Monday, May 31, 2004

Lisa Moore, Degrees of Nakedness, 1995.

I've forgotten why Ms. Moore's collection of short stories was recommended to me; that's one of the unfortunate disadvantages of meaning to blog about a book, and then putting it off for three-ish weeks.

So. Her book is weak. It has flashes of description and characterization that are quite good, but for the most part, she's far too concerned with sex and far too little concerned with trying to tell an interesting story well. The stories reflect an obsession on the part of the narrators, an inability to fully comprehend what sex means--if it does--and what role it should play in their lives.

There are, as I said, a couple of moments that work fairly well.

From "Sea Urchin":
This is the sad thing about loving. It's a skill, like working up a clay pot on a wheel. As though the form is slipping to life by itself, the hands slicked with juicy mud are doing all they can to contain it. Just the tiniest squeezing of muscles in the hands keeps the pot perfect. It's such a shock to throw a pot for the first time and see how unsimple it is, to have it skew, deform and collapse in seconds, against what you expect.(30).

It seems to me that while this passage doesn't share a new analogy, it spells out the analogy well. It's a simile that really does work, and invites repetition: it shares the messy delicateness that is trying to love, trying to maintain a relationship, and it does so simply and without over-elaborating upon the idea.

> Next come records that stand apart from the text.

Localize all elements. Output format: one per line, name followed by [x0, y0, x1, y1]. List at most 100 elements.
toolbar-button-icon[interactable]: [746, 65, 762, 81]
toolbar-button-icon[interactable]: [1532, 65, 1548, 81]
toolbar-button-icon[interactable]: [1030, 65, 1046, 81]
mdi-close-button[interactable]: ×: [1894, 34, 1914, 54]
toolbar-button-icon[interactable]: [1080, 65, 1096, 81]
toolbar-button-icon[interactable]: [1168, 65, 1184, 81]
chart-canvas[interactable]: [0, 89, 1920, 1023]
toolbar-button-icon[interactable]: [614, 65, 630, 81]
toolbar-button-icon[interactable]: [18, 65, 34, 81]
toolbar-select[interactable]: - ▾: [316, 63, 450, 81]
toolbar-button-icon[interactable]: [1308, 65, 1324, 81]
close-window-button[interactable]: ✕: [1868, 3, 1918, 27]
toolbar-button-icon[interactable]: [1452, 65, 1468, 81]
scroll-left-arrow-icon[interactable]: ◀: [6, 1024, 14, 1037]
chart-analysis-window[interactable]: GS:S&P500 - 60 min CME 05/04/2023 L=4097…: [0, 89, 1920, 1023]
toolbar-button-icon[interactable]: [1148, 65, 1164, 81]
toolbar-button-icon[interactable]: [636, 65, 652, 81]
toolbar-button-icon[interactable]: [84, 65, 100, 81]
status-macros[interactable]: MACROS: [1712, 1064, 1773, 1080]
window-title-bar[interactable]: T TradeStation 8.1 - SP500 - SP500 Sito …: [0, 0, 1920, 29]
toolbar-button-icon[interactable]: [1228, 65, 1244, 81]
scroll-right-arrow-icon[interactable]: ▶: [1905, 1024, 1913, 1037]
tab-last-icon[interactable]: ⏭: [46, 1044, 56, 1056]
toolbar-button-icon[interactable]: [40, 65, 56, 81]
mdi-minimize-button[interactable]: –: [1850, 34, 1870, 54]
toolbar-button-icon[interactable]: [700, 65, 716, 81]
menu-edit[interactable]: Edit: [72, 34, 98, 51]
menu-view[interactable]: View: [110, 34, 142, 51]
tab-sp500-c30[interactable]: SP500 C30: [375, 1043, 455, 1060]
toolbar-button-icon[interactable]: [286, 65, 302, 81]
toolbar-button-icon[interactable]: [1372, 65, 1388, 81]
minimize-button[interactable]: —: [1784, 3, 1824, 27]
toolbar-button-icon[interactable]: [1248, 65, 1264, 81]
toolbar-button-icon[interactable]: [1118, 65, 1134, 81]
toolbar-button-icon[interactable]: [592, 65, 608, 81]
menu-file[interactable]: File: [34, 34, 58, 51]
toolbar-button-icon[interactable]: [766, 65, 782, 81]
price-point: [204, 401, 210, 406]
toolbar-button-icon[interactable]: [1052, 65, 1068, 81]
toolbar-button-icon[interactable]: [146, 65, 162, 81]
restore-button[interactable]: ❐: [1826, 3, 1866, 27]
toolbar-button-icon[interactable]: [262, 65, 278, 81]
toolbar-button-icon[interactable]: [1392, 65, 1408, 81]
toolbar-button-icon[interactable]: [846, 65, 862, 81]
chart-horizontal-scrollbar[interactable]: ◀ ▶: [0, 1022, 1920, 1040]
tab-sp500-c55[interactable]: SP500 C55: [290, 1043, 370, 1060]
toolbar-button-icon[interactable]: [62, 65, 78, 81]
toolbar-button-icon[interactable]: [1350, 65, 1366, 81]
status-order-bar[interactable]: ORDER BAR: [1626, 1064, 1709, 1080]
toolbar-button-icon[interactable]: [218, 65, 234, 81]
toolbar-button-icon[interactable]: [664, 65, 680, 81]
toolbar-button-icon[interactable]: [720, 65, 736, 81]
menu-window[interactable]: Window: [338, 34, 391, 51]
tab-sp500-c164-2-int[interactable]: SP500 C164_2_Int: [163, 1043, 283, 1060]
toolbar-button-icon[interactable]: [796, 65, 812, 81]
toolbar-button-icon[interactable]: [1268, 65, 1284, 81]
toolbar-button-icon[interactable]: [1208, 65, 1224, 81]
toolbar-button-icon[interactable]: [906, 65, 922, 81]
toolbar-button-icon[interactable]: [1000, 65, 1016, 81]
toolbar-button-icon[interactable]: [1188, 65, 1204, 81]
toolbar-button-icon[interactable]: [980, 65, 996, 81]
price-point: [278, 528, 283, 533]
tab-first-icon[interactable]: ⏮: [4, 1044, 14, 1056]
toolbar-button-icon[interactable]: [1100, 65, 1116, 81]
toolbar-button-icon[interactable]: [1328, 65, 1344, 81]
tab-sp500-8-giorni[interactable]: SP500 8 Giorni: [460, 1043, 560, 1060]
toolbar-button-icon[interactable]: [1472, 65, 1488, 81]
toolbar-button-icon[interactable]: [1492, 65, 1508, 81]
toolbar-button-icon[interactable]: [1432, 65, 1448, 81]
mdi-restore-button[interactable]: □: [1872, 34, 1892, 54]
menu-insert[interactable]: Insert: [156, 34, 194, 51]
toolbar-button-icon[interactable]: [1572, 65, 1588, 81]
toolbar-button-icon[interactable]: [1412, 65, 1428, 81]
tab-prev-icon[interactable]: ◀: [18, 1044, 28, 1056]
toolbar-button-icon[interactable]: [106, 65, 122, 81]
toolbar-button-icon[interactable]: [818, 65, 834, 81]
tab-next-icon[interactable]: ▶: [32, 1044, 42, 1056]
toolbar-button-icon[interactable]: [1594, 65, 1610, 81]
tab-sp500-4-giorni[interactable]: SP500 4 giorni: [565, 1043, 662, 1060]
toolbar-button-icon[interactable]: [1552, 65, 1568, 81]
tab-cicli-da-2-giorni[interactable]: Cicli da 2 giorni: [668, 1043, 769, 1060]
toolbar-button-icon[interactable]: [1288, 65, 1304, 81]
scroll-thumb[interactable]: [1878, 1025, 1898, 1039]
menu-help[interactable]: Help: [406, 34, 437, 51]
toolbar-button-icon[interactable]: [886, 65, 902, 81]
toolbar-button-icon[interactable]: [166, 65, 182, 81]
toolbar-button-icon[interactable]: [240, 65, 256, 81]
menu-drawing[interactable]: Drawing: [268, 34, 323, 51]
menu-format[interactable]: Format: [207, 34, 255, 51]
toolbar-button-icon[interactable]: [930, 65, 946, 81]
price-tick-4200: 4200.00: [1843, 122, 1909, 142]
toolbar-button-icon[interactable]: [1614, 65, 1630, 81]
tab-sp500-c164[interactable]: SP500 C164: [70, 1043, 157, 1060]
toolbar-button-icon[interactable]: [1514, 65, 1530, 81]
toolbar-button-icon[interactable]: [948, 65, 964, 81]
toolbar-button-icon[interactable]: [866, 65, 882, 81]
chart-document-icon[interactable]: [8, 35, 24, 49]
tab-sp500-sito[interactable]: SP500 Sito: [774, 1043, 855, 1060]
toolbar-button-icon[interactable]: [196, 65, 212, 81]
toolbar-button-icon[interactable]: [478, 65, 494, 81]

A real problem with these stories is evident just after the point that this passage comes from: the slipshod nature of the jumps from one idea to the next, intended to create juxtapositions that ask the reader to make sense of some oddly related ideas, instead are jarring and startling to the reader. I wonder if perhaps the speaker hasn't fully made sense of the relations herself, and so the disconnects remain disconnected, rather than linking smoothly.

In "Haloes," Moore uses a line that I find intriguing: "the haiku is like a finger pointing at the moon. It's important that it's not a bejewlled or perfect finger. It only points to something" (136). While it seems to me that this is the idea behind each of Moore's stories, I'm inclined to argue that the person pointing needs to have some sense of the "why" behind the pointing, and I'm not convinced that that "why" is present in these stories--or, in fact, that the finger is pointing at something worthy of consideration.

1 comment:

Herbie said...

Humm...i see a small pattern here in the recent posts. In keeping with this pattern I see before I recommend the following:

The Lover's Tongue: A Merry Romp Through the Language of Love and Sex by Mark Merton. The book explains the origins and historical development of words about love and sex.